San Francisco-based fintech firm Ripple is altering its hiring strategy, seeking talent outside the United States due to ongoing regulatory challenges. Ripple's CEO, Brad Garlinghouse, disclosed in a Bloomberg interview on Wednesday that more than 80% of the company's new hires this year will be sourced from overseas jurisdictions.
Garlinghouse pointed out that regions such as Singapore, Hong Kong, and Dubai are providing clear rules for the crypto industry and fostering growth. This is in contrast to the situation in the U.S., where Ripple is engaged in a protracted legal battle with the Securities and Exchange Commission (SEC).
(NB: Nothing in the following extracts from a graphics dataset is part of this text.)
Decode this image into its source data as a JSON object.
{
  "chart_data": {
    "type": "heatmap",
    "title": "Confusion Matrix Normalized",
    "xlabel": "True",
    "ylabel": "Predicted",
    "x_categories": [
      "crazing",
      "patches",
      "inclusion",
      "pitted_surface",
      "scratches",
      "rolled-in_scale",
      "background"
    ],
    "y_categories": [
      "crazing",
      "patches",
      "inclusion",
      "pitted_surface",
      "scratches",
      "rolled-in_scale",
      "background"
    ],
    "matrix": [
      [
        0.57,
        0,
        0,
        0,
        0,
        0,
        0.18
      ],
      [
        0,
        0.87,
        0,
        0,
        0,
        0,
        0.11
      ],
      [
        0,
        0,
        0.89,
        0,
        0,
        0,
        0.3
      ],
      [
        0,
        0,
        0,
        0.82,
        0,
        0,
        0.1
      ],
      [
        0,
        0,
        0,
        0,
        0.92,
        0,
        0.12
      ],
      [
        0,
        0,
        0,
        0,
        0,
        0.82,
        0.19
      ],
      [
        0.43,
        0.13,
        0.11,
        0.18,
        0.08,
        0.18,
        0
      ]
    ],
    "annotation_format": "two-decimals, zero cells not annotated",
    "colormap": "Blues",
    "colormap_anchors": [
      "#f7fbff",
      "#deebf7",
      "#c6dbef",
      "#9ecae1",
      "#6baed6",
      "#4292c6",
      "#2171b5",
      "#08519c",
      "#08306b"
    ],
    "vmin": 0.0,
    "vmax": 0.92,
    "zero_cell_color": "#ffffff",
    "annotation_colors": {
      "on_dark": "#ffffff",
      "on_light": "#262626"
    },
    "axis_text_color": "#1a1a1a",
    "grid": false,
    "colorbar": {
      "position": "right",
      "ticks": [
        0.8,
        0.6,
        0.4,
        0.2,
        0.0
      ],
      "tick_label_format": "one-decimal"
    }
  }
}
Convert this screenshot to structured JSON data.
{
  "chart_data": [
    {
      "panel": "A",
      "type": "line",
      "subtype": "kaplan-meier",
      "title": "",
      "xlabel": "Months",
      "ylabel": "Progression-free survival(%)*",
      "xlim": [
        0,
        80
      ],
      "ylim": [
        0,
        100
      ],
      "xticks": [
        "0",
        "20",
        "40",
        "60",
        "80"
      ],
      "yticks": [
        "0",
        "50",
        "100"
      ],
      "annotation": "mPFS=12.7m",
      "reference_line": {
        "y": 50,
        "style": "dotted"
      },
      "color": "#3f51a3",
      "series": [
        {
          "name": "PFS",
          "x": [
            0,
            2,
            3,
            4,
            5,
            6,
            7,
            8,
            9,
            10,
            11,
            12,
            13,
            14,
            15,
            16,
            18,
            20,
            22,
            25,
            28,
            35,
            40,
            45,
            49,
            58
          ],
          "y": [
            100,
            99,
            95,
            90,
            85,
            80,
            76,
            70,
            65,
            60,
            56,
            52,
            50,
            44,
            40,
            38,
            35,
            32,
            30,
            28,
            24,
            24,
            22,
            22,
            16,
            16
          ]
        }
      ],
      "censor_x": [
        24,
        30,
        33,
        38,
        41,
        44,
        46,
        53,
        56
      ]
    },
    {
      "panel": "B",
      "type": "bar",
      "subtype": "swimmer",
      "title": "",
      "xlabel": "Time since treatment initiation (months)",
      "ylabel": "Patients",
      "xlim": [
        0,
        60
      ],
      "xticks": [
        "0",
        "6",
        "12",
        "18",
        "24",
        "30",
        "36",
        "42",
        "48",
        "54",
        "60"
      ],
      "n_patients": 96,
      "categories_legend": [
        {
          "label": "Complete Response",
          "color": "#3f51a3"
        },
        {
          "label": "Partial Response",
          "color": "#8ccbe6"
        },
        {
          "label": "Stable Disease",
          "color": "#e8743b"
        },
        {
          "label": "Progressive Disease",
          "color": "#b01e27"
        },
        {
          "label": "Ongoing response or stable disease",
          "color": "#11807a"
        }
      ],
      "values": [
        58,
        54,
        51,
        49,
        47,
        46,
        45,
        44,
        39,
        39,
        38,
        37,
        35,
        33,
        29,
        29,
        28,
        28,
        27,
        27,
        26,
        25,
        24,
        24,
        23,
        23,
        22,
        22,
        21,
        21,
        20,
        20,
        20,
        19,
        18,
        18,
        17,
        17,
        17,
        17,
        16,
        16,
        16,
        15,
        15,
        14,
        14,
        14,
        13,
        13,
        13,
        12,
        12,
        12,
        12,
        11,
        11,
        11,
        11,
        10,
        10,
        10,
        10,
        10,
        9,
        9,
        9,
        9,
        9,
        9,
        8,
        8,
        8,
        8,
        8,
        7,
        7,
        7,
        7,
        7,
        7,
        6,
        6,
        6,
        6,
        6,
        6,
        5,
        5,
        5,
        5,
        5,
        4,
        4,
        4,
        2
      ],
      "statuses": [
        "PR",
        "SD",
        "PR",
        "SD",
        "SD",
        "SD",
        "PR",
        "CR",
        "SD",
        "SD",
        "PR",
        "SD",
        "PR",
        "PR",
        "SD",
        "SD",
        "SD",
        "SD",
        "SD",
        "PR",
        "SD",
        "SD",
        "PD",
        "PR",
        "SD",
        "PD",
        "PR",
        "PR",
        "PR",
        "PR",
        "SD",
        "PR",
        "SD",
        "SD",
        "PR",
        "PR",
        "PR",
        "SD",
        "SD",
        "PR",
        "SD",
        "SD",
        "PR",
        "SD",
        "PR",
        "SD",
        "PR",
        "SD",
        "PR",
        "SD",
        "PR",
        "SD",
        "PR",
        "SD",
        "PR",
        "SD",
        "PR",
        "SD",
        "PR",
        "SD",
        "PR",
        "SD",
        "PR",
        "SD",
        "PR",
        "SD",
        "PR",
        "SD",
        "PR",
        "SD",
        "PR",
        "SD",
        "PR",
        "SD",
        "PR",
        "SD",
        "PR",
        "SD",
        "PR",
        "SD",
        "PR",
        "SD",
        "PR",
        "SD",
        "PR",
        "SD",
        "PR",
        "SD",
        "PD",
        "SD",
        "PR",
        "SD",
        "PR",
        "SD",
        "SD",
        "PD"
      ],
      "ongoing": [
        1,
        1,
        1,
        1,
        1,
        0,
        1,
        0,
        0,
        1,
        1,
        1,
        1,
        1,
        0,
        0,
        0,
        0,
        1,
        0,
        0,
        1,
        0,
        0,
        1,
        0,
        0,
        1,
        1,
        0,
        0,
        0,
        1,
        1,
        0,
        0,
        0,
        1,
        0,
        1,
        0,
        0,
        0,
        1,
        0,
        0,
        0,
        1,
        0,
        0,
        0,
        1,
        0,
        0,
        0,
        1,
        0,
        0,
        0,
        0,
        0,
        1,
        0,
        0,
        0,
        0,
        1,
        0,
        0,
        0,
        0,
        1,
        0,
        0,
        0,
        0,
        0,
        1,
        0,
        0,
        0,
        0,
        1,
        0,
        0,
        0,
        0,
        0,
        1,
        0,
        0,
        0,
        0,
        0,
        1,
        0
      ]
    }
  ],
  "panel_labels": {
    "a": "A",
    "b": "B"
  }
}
The SEC has taken an assertive stance on regulating the crypto industry via enforcement and litigation. Ripple has already spent over $100 million in legal fees in its ongoing dispute with the federal regulator. Despite these challenges, Garlinghouse remains optimistic about a victory, stating that the government is continuing to fight a battle they've already lost.
On Tuesday, SEC Chair Gary Gensler reaffirmed his stance on digital assets despite recent court losses. He attributed difficulties in the crypto industry to non-compliance with securities laws. Bloomberg ETF analyst James Seyffart noted that many senators are criticizing Gensler for proposing rules without Congress's backing.
In response to whether there will be a shift in the U.S. regulatory environment, Garlinghouse expressed hope for change with new administrations and eventual congressional action. However, he noted that progress on developing legislation to clarify crypto's status has been slow.
The ongoing legal dispute and regulatory uncertainty have influenced Ripple's token, XRP. The asset has erased all gains made following a partial victory against the SEC in June and fell back to $0.47 this week. It was trading flat at $0.475 on Wednesday. Over the past two weeks, XRP has lost 11% of its value and remains down 86% from its January 2018 peak of $3.40.